Guiding Your Team Toward Communication
CIO - In the middle of a lake is not where I expected to learn a significant workplace lesson, but that kind of environment away from desks and cubicles is what allowed my IT leadership team to face the brutal fact that communication is less about talking and more about understanding.
When I took my leadership team on our regular, two-day offsite last year, I knew that I wanted to focus on the basic but critical issue of communication. That decision came after I met an author who made a career out of helping companies leap from good to great. I started thinking about how that applied to my IT group and me: While I think we're good and we do a lot of things well, I don't think we're great.
My first actions were to look at the daily interactions within my group and then seek feedback from the business. People are never fully happy with the level of communication in any organization but, after my observations and conversations, I realized that if we were to be effective team members and keep the business engaged, we just had to become better communicators.

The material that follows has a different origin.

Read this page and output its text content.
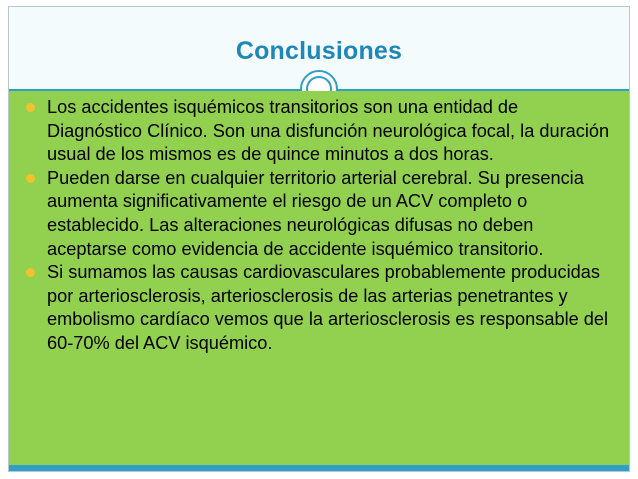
Conclusiones
Los accidentes isquémicos transitorios son una entidad de Diagnóstico Clínico. Son una disfunción neurológica focal, la duración usual de los mismos es de quince minutos a dos horas.
Pueden darse en cualquier territorio arterial cerebral. Su presencia aumenta significativamente el riesgo de un ACV completo o establecido. Las alteraciones neurológicas difusas no deben aceptarse como evidencia de accidente isquémico transitorio.
Si sumamos las causas cardiovasculares probablemente producidas por arteriosclerosis, arteriosclerosis de las arterias penetrantes y embolismo cardíaco vemos que la arteriosclerosis es responsable del 60-70% del ACV isquémico.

You will never get everyone to jump aboard an idea like this all at once; we all have healthy egos, and accepting that you need to improve something so basic is somewhat humiliating and tough to do. But the offsite was to be our first step. In preparation, I asked all 17 people on my leadership team to take a local company's personality assessment, which categorizes the type of communicator and team player a person is. Based on the results, I paired opposite types together and sent them all out on the lake for a paddleboat race.

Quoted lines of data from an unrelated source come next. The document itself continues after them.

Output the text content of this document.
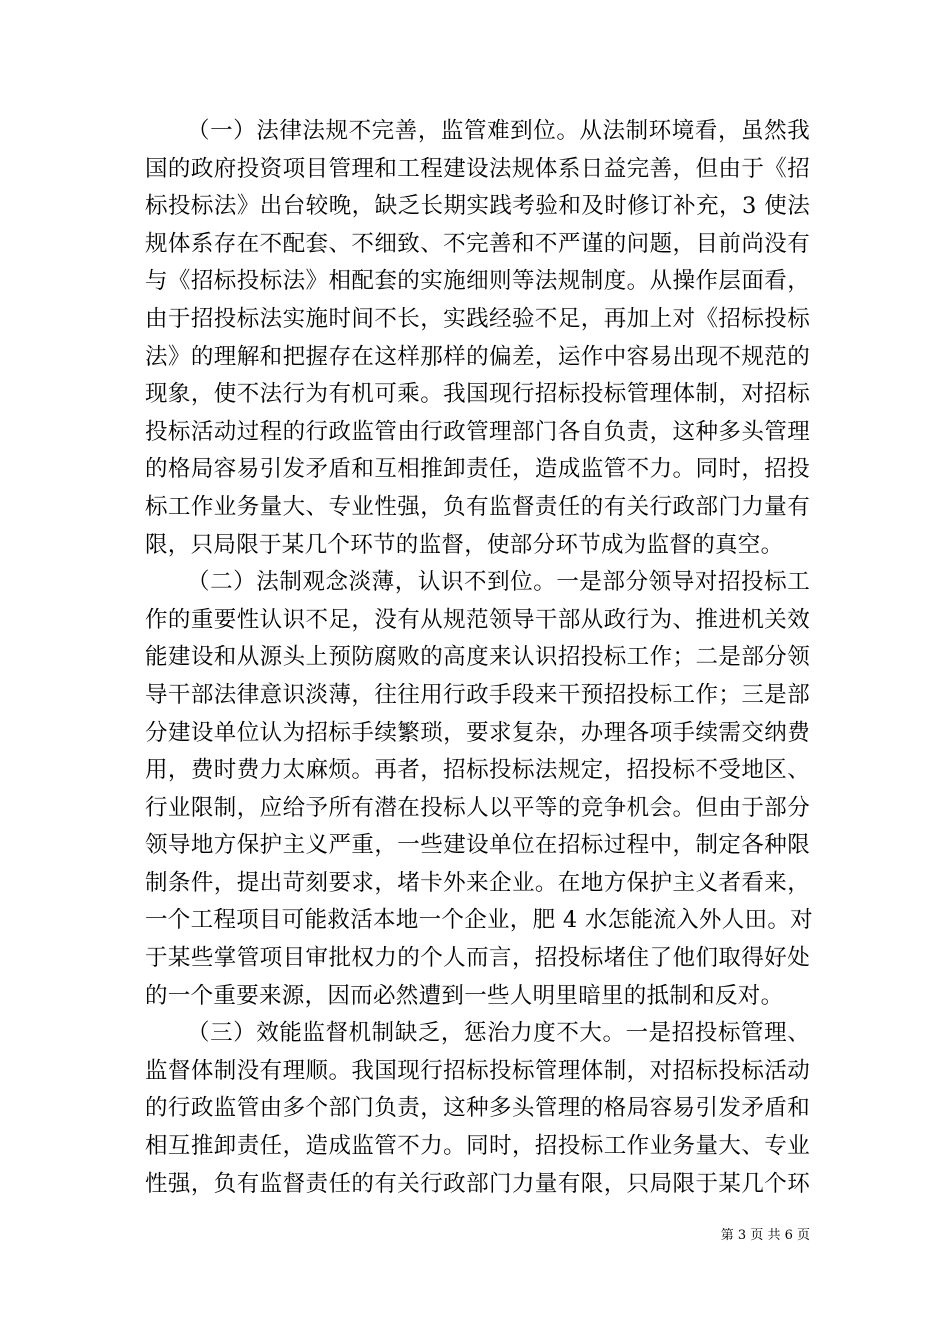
（一）法律法规不完善，监管难到位。从法制环境看，虽然我
国的政府投资项目管理和工程建设法规体系日益完善，但由于《招
标投标法》出台较晚，缺乏长期实践考验和及时修订补充，3 使法
规体系存在不配套、不细致、不完善和不严谨的问题，目前尚没有
与《招标投标法》相配套的实施细则等法规制度。从操作层面看，
由于招投标法实施时间不长，实践经验不足，再加上对《招标投标
法》的理解和把握存在这样那样的偏差，运作中容易出现不规范的
现象，使不法行为有机可乘。我国现行招标投标管理体制，对招标
投标活动过程的行政监管由行政管理部门各自负责，这种多头管理
的格局容易引发矛盾和互相推卸责任，造成监管不力。同时，招投
标工作业务量大、专业性强，负有监督责任的有关行政部门力量有
限，只局限于某几个环节的监督，使部分环节成为监督的真空。
（二）法制观念淡薄，认识不到位。一是部分领导对招投标工
作的重要性认识不足，没有从规范领导干部从政行为、推进机关效
能建设和从源头上预防腐败的高度来认识招投标工作；二是部分领
导干部法律意识淡薄，往往用行政手段来干预招投标工作；三是部
分建设单位认为招标手续繁琐，要求复杂，办理各项手续需交纳费
用，费时费力太麻烦。再者，招标投标法规定，招投标不受地区、
行业限制，应给予所有潜在投标人以平等的竞争机会。但由于部分
领导地方保护主义严重，一些建设单位在招标过程中，制定各种限
制条件，提出苛刻要求，堵卡外来企业。在地方保护主义者看来，
一个工程项目可能救活本地一个企业，肥 4 水怎能流入外人田。对
于某些掌管项目审批权力的个人而言，招投标堵住了他们取得好处
的一个重要来源，因而必然遭到一些人明里暗里的抵制和反对。
（三）效能监督机制缺乏，惩治力度不大。一是招投标管理、
监督体制没有理顺。我国现行招标投标管理体制，对招标投标活动
的行政监管由多个部门负责，这种多头管理的格局容易引发矛盾和
相互推卸责任，造成监管不力。同时，招投标工作业务量大、专业
性强，负有监督责任的有关行政部门力量有限，只局限于某几个环
第 3 页 共 6 页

Each person who was pedaling was blindfolded; the nonpedaler could see and was designated the navigator. In one boat, the navigator got so frustrated with the pedaler misunderstanding his verbal directions that he stood up in the boat and started pointing and yelling, "Over there! Over there!" It was easy for everyone to see the conflict between communication styles and how it leads from confusion to frustration, and ultimately to arguments.
That exercise brought perspective to the problem in a way that no amount of discussion from me ever had or could. Instead of focusing on the general lack of communication, we started talking about what individuals needed to hear and the missing pieces in our communications. Only a day after the lake incident, my team was already applying these insights to our long-standing problems. One example was the habit of our people turning in their time cards late, which had been a sore point of mine. We always had stragglers no matter how much I harped on the importance of getting the cards in. Now people stood up and said that we had to communicate the time card problem and the solution in multiple ways in order for everyone to get the message and fall in line. We developed the details behind that idea, and now time cards are no longer a problem.

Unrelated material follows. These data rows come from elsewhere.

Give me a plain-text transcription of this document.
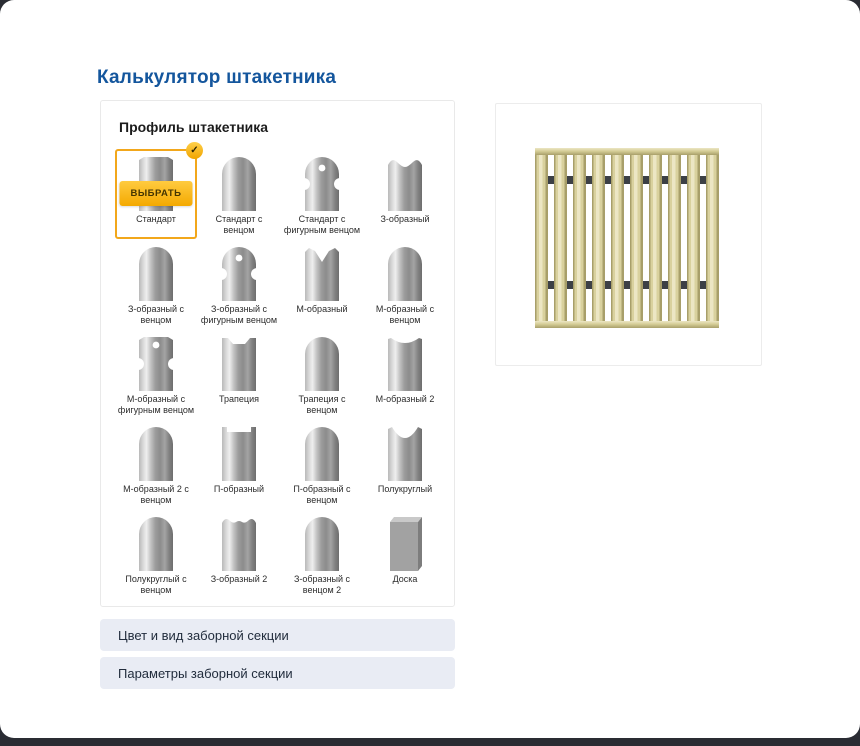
Калькулятор штакетника
Профиль штакетника
✓
ВЫБРАТЬ
Стандарт	Стандарт с венцом
Стандарт с фигурным венцом
З-образный
З-образный с венцом
З-образный с фигурным венцом
М-образный	М-образный с венцом
М-образный с фигурным венцом
Трапеция	Трапеция с венцом
М-образный 2
М-образный 2 с венцом
П-образный	П-образный с венцом
Полукруглый
Полукруглый с венцом
З-образный 2	З-образный с венцом 2
Доска
Цвет и вид заборной секции
Параметры заборной секции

I see the results of our communication improvement effort in project meetings all the time now. When a team gets stuck, the members recognize that they're missing a certain perspective and voice, and they will seek others out to get involved in a solution instead of arguing and getting nowhere.
Improvement in soft skills like communication will always be a work in progress, but I think that by focusing on understanding rather than talking, we've built a terrific foundation for more steps toward becoming a great IT organization. Next year at the lake we should all cross the finish line in great shape.